Bid homeostatically regulates mitochondrial cristae structure and necrotic cell death to protect against cardiac disease and bone marrow failure

Abstract

The Bcl-2 family protein Bid was originally characterized as a cytochrome c releasing factor during intrinsic apoptotic death. We and others noted that Bid is localized to the mitochondria in the absence of cell death. Bid-/- myeloid progenitors paradoxically display decreased viability in vitro. We took a multidisciplinary approach to determine how mitochondrial Bid impacts survival. Firstly, Bid-/- myeloid progenitor cells and cardiomyocytes revealed a significant decrease in mitochondrial cristae number, perturbation of structure, and consequently decreased respiratory function. Bid-/- cardiomyocytes have decreased ATP production, and mice are prone to cardiac dysfunction under acute stress. Two genetic approaches uncovered the impact of BID on human disease. PrediXcan analysis, which evaluates gene expression based on germline variation, uncovered decreased BID associated with myocardial infarction (MI) in multiple independent cohorts, including BioVU. Whole exome sequencing (WES) of BioVU patients identified rare coding variation within BID’s membrane binding domain associated with MI. The helix 6 single nucleotide polymorphism (SNP), M148T, identified by WES, results in loss of function when this point mutation is combined with a rescue mutant of Bid, and disrupts an interaction with the Bcl-2 protein Mcl-1, previously implicated in cristae maintenance. Importantly, regulation of cell homeostasis by Bid also extends beyond the mitochondria. Loss of Bid in the absence of Bax and Bak (VavCre +Bax F/FBak -/-Bid -/- (TKO) mice) results in bone marrow failure driven by Rip1-kinase necrosis.
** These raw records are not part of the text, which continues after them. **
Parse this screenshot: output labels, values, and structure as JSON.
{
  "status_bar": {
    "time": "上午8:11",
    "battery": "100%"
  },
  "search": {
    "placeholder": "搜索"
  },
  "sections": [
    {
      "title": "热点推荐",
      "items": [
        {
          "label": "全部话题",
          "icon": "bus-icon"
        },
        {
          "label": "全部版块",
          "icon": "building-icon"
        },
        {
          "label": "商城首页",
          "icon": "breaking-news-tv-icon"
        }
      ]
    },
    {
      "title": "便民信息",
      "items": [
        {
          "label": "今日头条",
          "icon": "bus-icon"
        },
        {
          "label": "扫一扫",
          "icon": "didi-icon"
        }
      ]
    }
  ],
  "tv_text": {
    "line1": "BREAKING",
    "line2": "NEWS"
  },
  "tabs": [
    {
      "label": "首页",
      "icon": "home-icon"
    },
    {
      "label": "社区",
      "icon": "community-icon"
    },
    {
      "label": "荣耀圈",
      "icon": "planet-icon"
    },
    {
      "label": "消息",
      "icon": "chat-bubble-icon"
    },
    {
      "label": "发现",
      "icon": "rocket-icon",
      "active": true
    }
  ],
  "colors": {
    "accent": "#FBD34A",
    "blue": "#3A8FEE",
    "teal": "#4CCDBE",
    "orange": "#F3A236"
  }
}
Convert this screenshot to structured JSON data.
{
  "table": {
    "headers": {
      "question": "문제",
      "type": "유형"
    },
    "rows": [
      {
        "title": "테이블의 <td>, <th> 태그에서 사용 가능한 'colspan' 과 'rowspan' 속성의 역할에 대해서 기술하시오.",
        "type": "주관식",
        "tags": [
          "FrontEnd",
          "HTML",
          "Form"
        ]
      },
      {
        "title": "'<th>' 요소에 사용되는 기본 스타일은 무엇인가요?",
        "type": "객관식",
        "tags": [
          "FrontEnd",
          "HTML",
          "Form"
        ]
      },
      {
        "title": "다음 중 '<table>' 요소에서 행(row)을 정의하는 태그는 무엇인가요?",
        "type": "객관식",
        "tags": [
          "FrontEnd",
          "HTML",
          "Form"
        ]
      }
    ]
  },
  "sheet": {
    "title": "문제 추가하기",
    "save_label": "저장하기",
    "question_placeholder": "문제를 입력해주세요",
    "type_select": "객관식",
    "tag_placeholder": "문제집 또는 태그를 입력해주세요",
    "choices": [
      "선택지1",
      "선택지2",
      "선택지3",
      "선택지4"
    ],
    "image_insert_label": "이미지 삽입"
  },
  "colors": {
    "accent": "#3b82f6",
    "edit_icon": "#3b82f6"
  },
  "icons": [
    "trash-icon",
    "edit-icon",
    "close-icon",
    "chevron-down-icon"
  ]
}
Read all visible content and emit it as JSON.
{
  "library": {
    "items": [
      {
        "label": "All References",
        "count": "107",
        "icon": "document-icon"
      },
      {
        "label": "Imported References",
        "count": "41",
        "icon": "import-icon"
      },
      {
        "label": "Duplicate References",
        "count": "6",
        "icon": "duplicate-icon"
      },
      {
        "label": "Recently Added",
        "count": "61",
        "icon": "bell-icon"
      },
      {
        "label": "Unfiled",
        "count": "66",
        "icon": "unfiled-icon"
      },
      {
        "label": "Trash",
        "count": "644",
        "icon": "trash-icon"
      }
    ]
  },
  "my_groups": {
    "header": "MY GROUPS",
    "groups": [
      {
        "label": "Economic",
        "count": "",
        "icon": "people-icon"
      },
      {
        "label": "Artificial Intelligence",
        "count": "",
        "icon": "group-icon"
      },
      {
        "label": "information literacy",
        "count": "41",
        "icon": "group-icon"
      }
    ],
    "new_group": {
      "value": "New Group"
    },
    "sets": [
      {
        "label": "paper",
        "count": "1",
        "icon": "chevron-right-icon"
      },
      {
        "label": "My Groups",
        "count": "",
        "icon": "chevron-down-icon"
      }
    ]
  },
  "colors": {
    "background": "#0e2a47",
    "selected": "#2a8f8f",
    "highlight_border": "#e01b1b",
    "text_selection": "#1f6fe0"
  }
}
This bone marrow failure results in disrupted hematopoiesis and erythropoiesis that phenotypically mimics the human disorder Myelodysplastic Syndrome (MDS). Genetically altering Ripk1 function modulates inflammation and erythropoiesis in TKO mice as well as mice with loss of the epigenetic regulator TET2 (VavCre+Tet2F/F). In sum, these findings are important for understanding the role of the Bcl-2 family in mitochondrial and hematopoietic homeostasis, and highlight our complimentary approach combining cell biology with human genetics.